- Born: 24 December 1944 Bern
- Died: 16 April 2010 (aged 65)
- Known for: Photography
- Style: Large-format photography

= Balthasar Burkhard =

Swiss photographer (1944–2010)

Balthasar Burkhard (24 December 1944 – 16 April 2010) was a Swiss photographer who received international recognition for his large-format monochromatic photographic series.

==Life==
Born in Bern in 1944, Burkhard was apprenticed to photographer Kurt Blum. After opening his studio in 1965, he was retained as documentation photographer by the Kunsthalle Bern, cooperating closely with curator Harald Szeemann and portraying many artists. This triggered Burkhard's interest in contemporary art. He came to international attention in 1969 through the exhibition of large-format photographs created together with the Bernese artist Markus Raetz, which included a 1:1 scale photograph of Raetz's study. Burkhard and Raetz were the first artists worldwide to expose photographs directly onto canvases using a self-developed technique.

After moving to the United States, Burkhard tried to find work as an actor in Hollywood, thinking that his distinctive face might make him suited for a career as a movie villain. Instead, he was appointed Visiting Lecturer of Photography at the University of Illinois in Chicago, where he taught from 1976 to 1978. His first dedicated exhibition in 1977 at the Zolla/Lieberman Gallery in Chicago was followed by regular stays in New York and participation in film projects.

After his return to Switzerland in 1983, he worked in La Chaux-de-Fonds and Bern, cooperating with several other artists. His works came to be regularly exhibited worldwide, at times in up to 20 group exhibitions simultaneously. From 1990 to 1992, Burkhard taught as a visiting lecturer at the Ecole des Beaux-Arts de Nîmes, having moved to France in 1990. Towards the end of the 20th century, he began to focus on urban photography and directed the film Ciudad (film).

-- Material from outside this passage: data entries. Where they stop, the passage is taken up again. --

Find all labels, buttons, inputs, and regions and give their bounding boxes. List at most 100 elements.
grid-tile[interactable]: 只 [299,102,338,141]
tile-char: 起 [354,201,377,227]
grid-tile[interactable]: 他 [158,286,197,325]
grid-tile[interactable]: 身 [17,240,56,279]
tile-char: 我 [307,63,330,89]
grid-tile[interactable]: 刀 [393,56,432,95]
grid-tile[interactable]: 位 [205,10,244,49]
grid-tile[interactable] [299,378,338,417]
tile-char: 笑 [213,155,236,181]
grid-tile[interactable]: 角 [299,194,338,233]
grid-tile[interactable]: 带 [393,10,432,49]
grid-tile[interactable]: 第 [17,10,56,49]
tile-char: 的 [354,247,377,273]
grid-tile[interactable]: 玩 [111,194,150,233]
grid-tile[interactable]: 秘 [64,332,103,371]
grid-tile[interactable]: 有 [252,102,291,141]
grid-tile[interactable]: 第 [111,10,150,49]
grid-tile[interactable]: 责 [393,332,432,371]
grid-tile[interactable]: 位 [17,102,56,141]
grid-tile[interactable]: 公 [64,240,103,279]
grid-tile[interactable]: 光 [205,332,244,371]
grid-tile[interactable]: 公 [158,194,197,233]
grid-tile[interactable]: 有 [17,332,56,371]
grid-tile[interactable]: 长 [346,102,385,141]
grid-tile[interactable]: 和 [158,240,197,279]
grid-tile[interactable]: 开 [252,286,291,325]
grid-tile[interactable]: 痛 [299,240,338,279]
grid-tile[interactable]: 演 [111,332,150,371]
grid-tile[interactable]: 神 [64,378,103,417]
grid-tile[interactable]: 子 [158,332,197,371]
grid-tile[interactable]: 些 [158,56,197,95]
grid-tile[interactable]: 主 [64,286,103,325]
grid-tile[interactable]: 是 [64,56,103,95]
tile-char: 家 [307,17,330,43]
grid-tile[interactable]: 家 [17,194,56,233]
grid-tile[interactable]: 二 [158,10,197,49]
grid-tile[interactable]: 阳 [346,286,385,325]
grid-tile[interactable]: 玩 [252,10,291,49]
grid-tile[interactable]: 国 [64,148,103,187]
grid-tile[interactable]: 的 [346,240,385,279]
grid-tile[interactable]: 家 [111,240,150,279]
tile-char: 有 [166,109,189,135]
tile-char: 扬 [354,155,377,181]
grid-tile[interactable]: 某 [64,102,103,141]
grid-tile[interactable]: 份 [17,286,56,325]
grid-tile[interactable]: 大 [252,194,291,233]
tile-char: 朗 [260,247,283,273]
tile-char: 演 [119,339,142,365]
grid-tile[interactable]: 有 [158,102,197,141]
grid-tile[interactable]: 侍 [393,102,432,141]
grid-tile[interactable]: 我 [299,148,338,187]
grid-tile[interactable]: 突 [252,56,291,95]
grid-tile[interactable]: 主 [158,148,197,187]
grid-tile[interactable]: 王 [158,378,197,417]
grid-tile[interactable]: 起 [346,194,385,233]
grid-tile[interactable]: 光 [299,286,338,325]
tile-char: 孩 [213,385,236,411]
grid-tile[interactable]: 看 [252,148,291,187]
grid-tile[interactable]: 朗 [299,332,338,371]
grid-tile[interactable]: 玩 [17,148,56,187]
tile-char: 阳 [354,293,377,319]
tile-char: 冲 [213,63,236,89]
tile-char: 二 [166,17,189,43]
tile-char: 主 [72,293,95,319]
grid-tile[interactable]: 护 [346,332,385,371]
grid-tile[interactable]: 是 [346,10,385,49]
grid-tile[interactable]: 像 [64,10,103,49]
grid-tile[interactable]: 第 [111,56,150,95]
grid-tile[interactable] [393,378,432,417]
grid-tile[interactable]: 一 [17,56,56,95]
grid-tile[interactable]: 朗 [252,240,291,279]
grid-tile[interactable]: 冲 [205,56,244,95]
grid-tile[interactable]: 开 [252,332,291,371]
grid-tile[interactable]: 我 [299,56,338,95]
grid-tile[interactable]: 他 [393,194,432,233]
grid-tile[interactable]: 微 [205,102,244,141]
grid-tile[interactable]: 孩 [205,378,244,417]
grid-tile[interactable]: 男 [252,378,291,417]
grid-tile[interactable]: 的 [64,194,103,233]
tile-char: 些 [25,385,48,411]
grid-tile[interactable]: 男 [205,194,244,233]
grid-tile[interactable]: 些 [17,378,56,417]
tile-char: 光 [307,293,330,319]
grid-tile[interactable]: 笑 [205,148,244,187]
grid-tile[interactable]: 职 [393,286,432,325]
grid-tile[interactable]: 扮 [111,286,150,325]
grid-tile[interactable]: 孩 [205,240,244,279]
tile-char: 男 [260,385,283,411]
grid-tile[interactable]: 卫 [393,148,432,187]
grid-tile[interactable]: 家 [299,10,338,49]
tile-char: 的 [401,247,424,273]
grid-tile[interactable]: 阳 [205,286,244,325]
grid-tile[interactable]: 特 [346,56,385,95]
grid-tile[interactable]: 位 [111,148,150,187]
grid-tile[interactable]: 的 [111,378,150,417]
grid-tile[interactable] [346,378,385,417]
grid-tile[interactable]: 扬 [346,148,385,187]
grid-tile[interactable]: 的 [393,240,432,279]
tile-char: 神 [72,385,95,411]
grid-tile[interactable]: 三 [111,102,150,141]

In 2007, he married Vida Rudis, a teacher whom he had met in Chicago.

==Work==
Burkhard, who almost always worked in black and white, was best known for his large-format photographic series. These images have been described as centering "on a stock of clearly defined subjects which he carefully extracts one by one from their context", as for instance with the photograph of an arm that filled an entire exhibition hall in the Kunsthalle Basel in 1983.

His work has been praised for its "hermeticism and poetic depth", characterized as that of a "hyperrealist dreamer" and placed in the tradition of Tanizaki Junichiro and Gustave Courbet, whom Burkhard admired; his photographic reflections on the painter's work were made part of the great Courbet exposition of 2007 in the Grand Palais. A central theme in Burkhard's work was the depiction of the female sex, in an approach that has been interpreted as the "search for the primordial goddess, the focus of all desires". Women were notably the focus of a 1970s Polaroid nudes series with Markus Raetz, the theme of a noted series of photographs on the nape and feet of a geisha, and the topic of a number of huge images shown in 2008 in the Songlines exhibition at the Museum Franz Gertsch in Burgdorf.

Burkhard and his work are the subject of an episode of the 2005 3sat documentary series PHOTOsuisse. His photographs have been published in several coffee-table books.